6666 the number of the beasts
Posted by Graeme Lyons , Saturday, 8 July 2017 15:53
I'm two thirds of the way to seeing ten thousand species! Yesterday I went to Graffham Common with my old boss/new volunteer aculeate surveyor, James Power. As has been the way with Graffham Common this year, we were not dissapointed. The highlight for me was seeing SEVEN of these stonking longhorn beetles. I've only recorded Stictoleptura rubra once before a couple of years ago in Suffolk under fairly strange circumstances, so I was pleased to see six males and one female (the female is the big red one that looks a bit like a cardinal beetle). She was beaten of fallen pine foliage where all the males were nectaring on bramble or flying about. It's only the third Sussex record where the first was recorded in 2014 at Iping Common. We now have quite a list of interesting longhorns from Graffham Common over the years.
Other highlights included this hand caught Golded-haired Robberfly Choerades marginatus.
We also recorded the nationally scarce spider Achaearanea riparia, the wasp Astata boops and one of the Epeolus.
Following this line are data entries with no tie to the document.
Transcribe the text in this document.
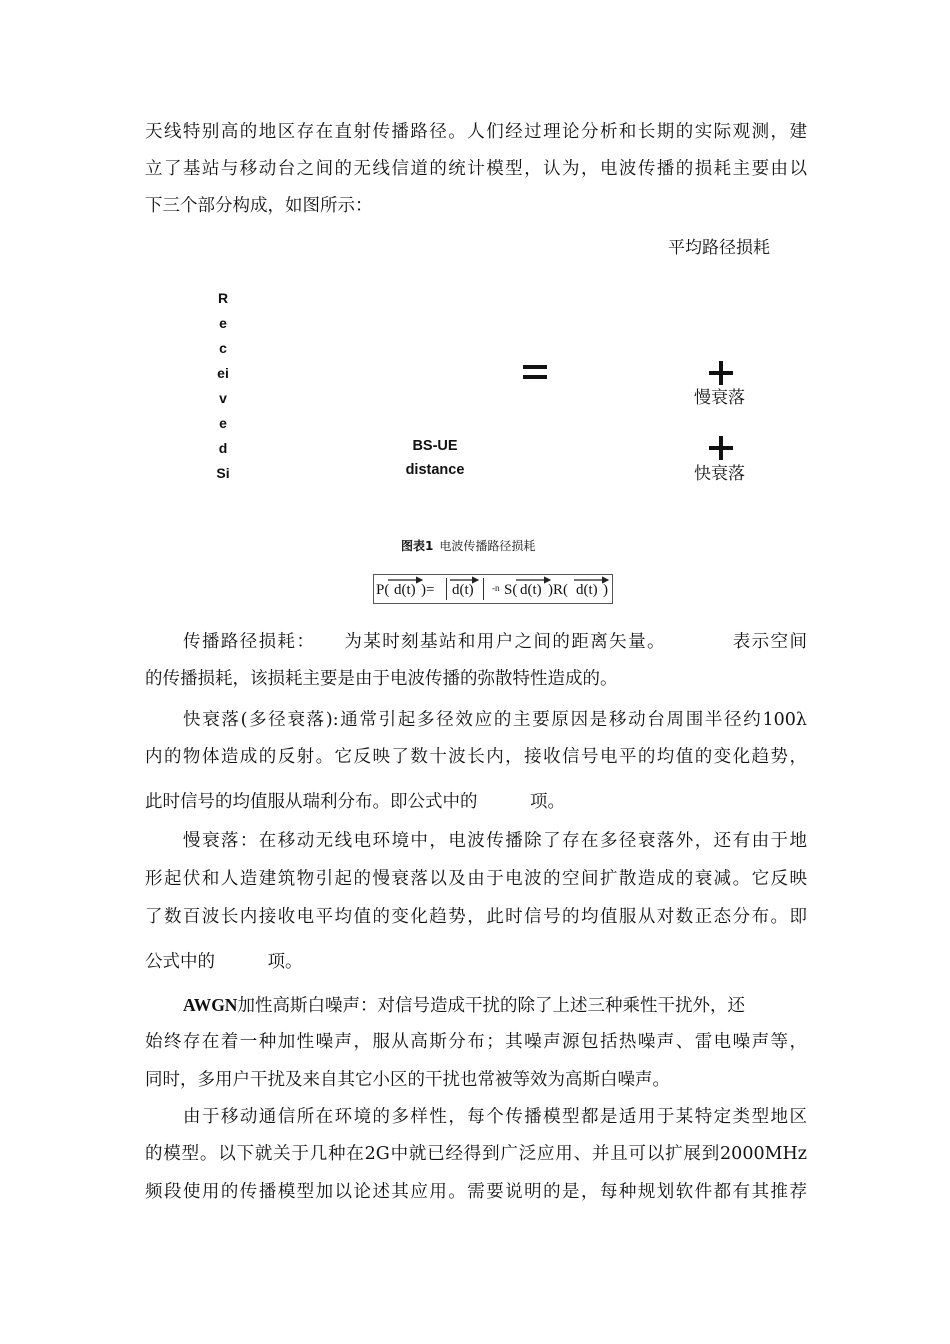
天线特别高的地区存在直射传播路径。人们经过理论分析和长期的实际观测，建
立了基站与移动台之间的无线信道的统计模型，认为，电波传播的损耗主要由以
下三个部分构成，如图所示：
平均路径损耗
R
e
c
ei
v
e
d
Si
BS-UE
distance
慢衰落
快衰落
图表1 电波传播路径损耗
P( d(t) )= d(t) -n S( d(t) )R( d(t) )
传播路径损耗：　　为某时刻基站和用户之间的距离矢量。　　　　表示空间
的传播损耗，该损耗主要是由于电波传播的弥散特性造成的。
快衰落(多径衰落):通常引起多径效应的主要原因是移动台周围半径约100λ
内的物体造成的反射。它反映了数十波长内，接收信号电平的均值的变化趋势，
此时信号的均值服从瑞利分布。即公式中的　　　项。
慢衰落：在移动无线电环境中，电波传播除了存在多径衰落外，还有由于地
形起伏和人造建筑物引起的慢衰落以及由于电波的空间扩散造成的衰减。它反映
了数百波长内接收电平均值的变化趋势，此时信号的均值服从对数正态分布。即
公式中的　　　项。
AWGN加性高斯白噪声：对信号造成干扰的除了上述三种乘性干扰外，还
始终存在着一种加性噪声，服从高斯分布；其噪声源包括热噪声、雷电噪声等，
同时，多用户干扰及来自其它小区的干扰也常被等效为高斯白噪声。
由于移动通信所在环境的多样性，每个传播模型都是适用于某特定类型地区
的模型。以下就关于几种在2G中就已经得到广泛应用、并且可以扩展到2000MHz
频段使用的传播模型加以论述其应用。需要说明的是，每种规划软件都有其推荐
In fact Graffham's spider list is on 124 species, which make up 15% of everything recorded there. At 851 species we'll soon breach the 1000 mark for this amazing new nature reserve. The whole reserve network is hurtling towards the 10,000 species mark with 94 species added since I put it together earlier this year. There are only 114 species needed to get there, will it be this year or next year, who knows?!